Flaub., Salammbô,t. 1, 1863, p. 170. − Emploi passif. Ce soldat fut éventré d'un coup de baïonnette (Ac.). Rem. 1. Au part. passé. Bête, cheval éventré(e). Des moutons éventrés avec leurs organes en pagaïe (Céline, Voyage, 1932, p. 28). 2. La docum. atteste un emploi subst. du part. passé. Une bombe a tué sept personnes (...) il [le petit roi d'Espagne] serait rentré en pleurant, sans regarder les éventrés (Bloy, Journal, 1907, p. 304). − Au fig. et p. exagér. Détruire, ruiner financièrement, moralement. Dans ces batailles de l'argent (...) où l'on éventre les faibles, sans bruit, il n'y a plus de liens, plus de parenté, plus d'amitié : c'est l'atroce loi des forts, ceux qui mangent pour ne pas être mangés (Zola, Argent,1891, p. 340). − Emploi pronom. a) Réfl. [Le suj. désigne une pers.] S'ouvrir le ventre. Le Japonais s'éventre par point d'honneur (Ac.). b) Réciproque. Se battre, s'entretuer. Quatre cent mille braves gens qui s'éventrent, sans comprendre (Péladan, Vice supr.,1884, p. 181). Rem. On rencontre ds la docum. un ex. au fig. et p. exagér. Il aut travailler pour Werdet qui s'éventre pour me donner l'argent nécessaire à (...) ma vie (Balzac, Lettre Étr., t. 1, 1850, p. 240). B.− P. anal. et p. métaph. [Le compl. désigne un inanimé concr., notamment un contenant] 1. [P. anal. avec A 1; avec l'idée d'atteindre, de s'emparer du contenu] Fendre, défoncer, ouvrir brutalement en causant des dommages. a) [Le compl. désigne un sac, un coffre, etc.] Éventrer un matelas pour y chercher un trésor (Rob.).Derrière une pile de linge, mes doigts se heurtent contre un coffret mystérieux, je le prends, je l'éventre (...) et je trouve trente-deux lettres d'amour (Labiche, Clou aux maris,1858, 8, p. 471).Certains vauriens (...) avaient pour spécialité d'éventrer les marchandises fraîchement débarquées et de dévaliser les marins dans les mauvais lieux (Morand, New-York,1930, p. 76): 2. Pendant huit heures consécutives, ils éventrèrent les paquetages, retournèrent les paillasses et scrutèrent planchers et plafonds (...) au terme de cette fouille géante, pas la moindre victuaille suspecte, pas le moindre objet prohibé...

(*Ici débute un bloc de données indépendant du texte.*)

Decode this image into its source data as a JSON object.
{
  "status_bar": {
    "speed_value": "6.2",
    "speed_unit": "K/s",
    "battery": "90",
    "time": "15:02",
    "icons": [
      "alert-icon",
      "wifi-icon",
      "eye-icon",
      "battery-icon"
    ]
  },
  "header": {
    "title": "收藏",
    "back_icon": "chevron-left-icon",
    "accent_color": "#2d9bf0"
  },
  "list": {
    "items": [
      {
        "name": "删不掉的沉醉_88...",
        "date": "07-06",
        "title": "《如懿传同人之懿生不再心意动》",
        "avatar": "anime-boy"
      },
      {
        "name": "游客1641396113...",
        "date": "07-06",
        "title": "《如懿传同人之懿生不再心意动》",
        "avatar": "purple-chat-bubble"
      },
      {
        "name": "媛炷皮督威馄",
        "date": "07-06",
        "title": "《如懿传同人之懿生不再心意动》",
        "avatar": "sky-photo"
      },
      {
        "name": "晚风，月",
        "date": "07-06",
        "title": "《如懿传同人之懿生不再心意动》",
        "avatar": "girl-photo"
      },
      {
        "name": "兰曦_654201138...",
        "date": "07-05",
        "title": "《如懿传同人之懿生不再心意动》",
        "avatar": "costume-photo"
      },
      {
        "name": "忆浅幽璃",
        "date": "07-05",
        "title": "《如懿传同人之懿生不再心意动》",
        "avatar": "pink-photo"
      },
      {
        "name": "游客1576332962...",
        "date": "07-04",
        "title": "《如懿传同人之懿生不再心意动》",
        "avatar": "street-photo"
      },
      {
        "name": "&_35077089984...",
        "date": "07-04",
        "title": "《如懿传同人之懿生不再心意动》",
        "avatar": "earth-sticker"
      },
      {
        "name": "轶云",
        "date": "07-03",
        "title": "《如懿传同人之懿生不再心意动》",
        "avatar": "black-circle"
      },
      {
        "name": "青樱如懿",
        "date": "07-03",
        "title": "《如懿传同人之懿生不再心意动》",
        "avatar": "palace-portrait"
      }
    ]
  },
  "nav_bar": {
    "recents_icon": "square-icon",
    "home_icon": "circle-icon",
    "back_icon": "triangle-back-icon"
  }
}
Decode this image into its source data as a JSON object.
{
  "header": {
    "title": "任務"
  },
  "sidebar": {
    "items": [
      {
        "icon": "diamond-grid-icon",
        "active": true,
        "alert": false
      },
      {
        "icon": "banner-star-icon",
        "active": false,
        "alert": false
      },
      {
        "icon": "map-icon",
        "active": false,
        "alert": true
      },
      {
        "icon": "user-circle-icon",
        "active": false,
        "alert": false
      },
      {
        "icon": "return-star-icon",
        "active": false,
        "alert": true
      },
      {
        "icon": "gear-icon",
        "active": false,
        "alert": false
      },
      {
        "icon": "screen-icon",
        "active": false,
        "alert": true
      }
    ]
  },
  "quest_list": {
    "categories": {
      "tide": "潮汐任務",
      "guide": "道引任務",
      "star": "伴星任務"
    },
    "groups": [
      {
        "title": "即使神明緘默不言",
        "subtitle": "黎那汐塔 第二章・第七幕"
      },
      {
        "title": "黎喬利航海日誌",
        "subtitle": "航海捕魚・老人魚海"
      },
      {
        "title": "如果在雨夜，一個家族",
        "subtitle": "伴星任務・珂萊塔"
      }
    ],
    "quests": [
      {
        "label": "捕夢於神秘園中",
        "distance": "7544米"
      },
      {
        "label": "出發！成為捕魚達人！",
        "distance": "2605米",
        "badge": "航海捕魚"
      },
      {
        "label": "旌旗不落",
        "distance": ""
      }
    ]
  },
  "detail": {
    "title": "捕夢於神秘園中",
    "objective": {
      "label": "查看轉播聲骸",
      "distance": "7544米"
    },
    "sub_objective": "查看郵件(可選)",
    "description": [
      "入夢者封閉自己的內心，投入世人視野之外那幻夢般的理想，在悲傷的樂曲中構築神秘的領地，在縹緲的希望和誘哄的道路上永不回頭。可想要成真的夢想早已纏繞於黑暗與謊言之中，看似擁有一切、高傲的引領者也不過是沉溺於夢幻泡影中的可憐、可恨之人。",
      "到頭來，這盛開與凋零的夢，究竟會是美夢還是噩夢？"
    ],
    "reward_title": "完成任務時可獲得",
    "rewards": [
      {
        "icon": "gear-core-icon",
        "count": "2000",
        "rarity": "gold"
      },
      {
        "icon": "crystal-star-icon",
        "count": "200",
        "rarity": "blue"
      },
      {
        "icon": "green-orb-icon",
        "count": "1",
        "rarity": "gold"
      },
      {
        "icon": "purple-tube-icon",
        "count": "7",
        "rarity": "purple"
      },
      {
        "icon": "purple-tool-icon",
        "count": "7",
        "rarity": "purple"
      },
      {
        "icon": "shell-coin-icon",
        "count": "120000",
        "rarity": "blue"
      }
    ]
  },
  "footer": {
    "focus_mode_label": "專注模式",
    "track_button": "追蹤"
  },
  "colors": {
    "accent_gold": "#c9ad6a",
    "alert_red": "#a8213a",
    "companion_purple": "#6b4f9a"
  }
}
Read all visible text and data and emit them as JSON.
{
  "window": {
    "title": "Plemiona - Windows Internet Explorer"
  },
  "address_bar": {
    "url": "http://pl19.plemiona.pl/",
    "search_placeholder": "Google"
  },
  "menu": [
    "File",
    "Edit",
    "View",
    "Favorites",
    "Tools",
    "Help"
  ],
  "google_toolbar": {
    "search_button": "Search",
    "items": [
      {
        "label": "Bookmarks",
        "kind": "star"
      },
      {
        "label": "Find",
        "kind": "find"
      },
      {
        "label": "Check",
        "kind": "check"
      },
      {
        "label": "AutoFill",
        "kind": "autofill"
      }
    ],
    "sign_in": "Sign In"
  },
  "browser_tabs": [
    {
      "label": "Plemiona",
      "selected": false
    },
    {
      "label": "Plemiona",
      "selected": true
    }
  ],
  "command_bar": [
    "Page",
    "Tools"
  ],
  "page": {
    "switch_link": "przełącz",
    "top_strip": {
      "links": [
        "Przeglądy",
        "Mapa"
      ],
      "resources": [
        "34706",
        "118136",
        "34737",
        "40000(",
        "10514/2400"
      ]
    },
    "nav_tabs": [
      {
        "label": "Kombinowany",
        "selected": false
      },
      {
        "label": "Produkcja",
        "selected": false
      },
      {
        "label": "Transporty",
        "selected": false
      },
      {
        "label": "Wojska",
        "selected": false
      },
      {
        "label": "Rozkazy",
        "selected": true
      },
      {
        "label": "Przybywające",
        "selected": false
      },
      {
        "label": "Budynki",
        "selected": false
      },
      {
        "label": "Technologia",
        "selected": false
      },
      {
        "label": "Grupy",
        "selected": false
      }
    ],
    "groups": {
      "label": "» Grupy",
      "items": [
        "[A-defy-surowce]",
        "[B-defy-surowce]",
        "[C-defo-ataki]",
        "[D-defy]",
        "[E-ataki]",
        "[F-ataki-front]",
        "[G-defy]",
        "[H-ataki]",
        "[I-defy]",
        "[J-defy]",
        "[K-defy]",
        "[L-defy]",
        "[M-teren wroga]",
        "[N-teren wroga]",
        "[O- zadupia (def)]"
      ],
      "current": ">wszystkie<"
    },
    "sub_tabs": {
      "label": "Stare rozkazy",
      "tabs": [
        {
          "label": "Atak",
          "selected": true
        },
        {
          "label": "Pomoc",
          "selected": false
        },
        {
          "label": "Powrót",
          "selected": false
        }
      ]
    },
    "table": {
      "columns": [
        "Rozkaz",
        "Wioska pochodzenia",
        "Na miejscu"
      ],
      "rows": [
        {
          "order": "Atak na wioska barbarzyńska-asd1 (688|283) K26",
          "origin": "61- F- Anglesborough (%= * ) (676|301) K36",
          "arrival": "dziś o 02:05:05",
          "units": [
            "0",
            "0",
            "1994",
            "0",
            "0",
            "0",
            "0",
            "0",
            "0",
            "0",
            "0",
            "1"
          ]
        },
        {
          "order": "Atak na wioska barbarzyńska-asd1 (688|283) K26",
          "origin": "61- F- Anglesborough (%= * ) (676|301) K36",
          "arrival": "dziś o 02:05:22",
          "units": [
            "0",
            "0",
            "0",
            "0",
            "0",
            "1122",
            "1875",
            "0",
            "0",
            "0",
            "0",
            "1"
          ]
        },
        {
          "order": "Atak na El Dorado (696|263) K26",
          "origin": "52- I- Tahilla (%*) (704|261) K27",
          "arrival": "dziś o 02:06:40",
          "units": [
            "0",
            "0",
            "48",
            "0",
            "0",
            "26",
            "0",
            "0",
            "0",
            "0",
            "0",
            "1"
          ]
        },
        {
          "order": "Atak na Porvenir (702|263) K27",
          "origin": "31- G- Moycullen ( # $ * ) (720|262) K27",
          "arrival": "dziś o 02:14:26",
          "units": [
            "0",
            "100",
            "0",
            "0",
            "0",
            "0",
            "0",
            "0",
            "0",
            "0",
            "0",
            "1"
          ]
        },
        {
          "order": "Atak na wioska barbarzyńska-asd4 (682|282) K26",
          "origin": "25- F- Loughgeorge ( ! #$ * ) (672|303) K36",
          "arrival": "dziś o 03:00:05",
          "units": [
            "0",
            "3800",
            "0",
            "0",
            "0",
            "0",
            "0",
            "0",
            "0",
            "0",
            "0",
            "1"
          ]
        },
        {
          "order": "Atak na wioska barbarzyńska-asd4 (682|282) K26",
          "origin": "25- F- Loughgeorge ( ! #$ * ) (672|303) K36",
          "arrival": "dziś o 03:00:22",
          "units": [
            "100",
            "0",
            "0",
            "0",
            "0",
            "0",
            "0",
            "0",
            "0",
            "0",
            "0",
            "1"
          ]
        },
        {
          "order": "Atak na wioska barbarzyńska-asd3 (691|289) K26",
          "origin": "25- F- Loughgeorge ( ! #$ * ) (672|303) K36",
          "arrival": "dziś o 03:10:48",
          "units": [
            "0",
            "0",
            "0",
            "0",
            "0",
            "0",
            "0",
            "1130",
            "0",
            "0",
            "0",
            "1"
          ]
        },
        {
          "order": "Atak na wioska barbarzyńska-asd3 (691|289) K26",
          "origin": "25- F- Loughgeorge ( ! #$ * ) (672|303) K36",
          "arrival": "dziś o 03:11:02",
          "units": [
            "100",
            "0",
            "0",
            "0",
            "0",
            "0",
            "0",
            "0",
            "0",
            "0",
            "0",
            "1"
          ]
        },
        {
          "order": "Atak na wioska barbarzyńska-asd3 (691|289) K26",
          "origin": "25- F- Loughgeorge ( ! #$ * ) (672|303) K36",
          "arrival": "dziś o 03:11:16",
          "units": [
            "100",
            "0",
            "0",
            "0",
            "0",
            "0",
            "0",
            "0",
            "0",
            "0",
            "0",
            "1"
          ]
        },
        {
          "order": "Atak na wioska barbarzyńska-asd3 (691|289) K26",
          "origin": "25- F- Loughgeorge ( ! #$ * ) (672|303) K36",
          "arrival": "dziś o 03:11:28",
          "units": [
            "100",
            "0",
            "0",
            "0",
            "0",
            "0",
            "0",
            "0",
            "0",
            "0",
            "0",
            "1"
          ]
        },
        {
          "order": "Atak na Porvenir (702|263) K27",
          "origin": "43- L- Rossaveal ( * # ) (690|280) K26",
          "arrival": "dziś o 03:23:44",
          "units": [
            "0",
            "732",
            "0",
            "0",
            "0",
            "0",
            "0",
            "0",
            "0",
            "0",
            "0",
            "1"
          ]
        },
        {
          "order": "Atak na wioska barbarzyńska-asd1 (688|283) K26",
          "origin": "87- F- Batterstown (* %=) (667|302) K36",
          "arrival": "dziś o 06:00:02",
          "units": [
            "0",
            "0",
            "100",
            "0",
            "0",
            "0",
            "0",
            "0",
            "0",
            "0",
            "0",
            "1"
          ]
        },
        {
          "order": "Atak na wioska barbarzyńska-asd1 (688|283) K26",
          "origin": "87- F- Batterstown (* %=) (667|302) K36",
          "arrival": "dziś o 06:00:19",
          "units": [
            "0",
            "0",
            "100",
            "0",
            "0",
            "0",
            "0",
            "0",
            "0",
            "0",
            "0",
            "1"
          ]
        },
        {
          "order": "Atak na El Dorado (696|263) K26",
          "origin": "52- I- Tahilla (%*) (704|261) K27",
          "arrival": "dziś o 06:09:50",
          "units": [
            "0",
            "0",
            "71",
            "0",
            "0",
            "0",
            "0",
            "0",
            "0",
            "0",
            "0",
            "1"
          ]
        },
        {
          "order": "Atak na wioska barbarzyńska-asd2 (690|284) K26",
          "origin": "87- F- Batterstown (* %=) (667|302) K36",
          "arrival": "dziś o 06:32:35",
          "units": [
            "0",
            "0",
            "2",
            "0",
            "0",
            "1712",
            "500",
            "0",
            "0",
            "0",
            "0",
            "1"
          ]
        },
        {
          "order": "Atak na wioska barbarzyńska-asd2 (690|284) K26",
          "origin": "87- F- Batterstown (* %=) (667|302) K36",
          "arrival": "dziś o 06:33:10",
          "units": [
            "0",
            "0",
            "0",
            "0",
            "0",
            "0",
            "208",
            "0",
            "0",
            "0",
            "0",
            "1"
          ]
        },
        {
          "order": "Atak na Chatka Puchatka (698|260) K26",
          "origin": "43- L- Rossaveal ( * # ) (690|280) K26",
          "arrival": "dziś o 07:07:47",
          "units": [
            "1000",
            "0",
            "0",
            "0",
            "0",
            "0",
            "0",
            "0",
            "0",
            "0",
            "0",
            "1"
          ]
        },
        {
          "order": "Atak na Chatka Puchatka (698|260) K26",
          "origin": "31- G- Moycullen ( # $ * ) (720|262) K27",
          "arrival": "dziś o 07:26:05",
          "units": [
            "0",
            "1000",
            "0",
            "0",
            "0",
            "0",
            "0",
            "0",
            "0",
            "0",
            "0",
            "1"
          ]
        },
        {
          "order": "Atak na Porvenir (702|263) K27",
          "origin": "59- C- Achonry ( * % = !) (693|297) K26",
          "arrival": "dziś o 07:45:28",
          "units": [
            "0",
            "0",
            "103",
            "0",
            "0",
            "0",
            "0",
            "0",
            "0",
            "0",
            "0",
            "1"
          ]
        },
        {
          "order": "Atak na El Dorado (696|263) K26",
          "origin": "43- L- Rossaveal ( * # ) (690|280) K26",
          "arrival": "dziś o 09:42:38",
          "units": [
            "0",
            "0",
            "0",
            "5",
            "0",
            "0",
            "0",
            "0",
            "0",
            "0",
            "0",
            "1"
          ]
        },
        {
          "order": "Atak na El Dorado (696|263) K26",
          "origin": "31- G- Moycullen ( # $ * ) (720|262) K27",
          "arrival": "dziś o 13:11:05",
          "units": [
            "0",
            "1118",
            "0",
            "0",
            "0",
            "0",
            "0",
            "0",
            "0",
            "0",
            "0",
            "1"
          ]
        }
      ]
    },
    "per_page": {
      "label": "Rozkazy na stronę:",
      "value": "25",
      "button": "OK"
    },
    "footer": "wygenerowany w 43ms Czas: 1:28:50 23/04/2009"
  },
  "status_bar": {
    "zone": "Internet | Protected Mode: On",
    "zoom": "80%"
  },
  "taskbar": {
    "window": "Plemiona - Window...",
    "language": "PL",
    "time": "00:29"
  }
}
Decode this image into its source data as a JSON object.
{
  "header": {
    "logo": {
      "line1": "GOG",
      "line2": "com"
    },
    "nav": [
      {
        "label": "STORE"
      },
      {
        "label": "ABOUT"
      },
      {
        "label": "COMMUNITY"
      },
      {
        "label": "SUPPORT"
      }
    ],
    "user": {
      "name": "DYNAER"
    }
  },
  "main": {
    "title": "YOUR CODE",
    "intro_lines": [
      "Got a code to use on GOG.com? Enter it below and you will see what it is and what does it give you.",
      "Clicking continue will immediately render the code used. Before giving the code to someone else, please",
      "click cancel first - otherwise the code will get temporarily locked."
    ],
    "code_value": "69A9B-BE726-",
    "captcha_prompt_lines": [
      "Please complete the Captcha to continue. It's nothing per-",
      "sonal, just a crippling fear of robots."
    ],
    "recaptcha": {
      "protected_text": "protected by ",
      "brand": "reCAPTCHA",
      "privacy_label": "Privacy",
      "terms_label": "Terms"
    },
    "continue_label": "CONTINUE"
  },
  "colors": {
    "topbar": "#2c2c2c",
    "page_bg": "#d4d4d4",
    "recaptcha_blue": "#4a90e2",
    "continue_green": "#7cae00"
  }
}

Ambrière, Gdes vac.,1946, p. 329. − Emploi pronom. passif. S'ouvrir en répandant son contenu. S'il ficelle un paquet, le nœud se défait et tout le paquet s'éventre (Renard, Journal,1906, p. 1043). b) [Le compl. désigne une nourriture ou qqc. contenant une nourriture, une boisson] Éventrer un pâté, un tonneau. Il éventra une boîte de « corned-beef » (Miomandre, Écrit sur eau,1908, p. 276).Le « pie » apparaît, dans sa faïence anglaise. Denise éventre la croûte, et une buée épicée de viande cuite vient jusqu'à André (Martin du G., Devenir,1909, p. 181). Rem. On rencontre ds la docum. des emplois de éventrer au sens de « entamer, découper brutalement, sans idée d'atteindre ce qui est contenu ». Ils se jetaient sur la viande et l'un après l'autre, à coups féroces, ils l'éventraient (Dorgelès, Croix de bois, 1919, p. 184). 2. [P. anal. avec A 2] a) [L'idée dominante est celle d'entailler, le contenu faisant éventuellement saillie]
α) [Le compl. désigne des tapisseries, des sacs, etc.] Fendre, découper, déchirer. Éventrer un carton, un colis. Ils défoncent les meubles, font voler les vitres en éclats, crèvent les chaises, éventrent les fauteuils (France, Étui nacre,Pt soldat plomb, 1892, p. 313).Les lettres répandues sur le ballast, hors des sacs éventrés (Tharaud, Dingley,1906, p. 75). Rem. On rencontre ds la docum. des emplois au part. passé au sens de « déchiré, entaillé par l'usure, le vieillissement ». Coussin, édredon, tabouret éventré. Livres de musique, à dos rongés, éventrés (Balzac, Fille Ève, 1839, p. 180). Mademoiselle de Reu (...) fut trouvée morte sur une paillasse éventrée et pourrie (France, Anneau améth., 1899, p. 93).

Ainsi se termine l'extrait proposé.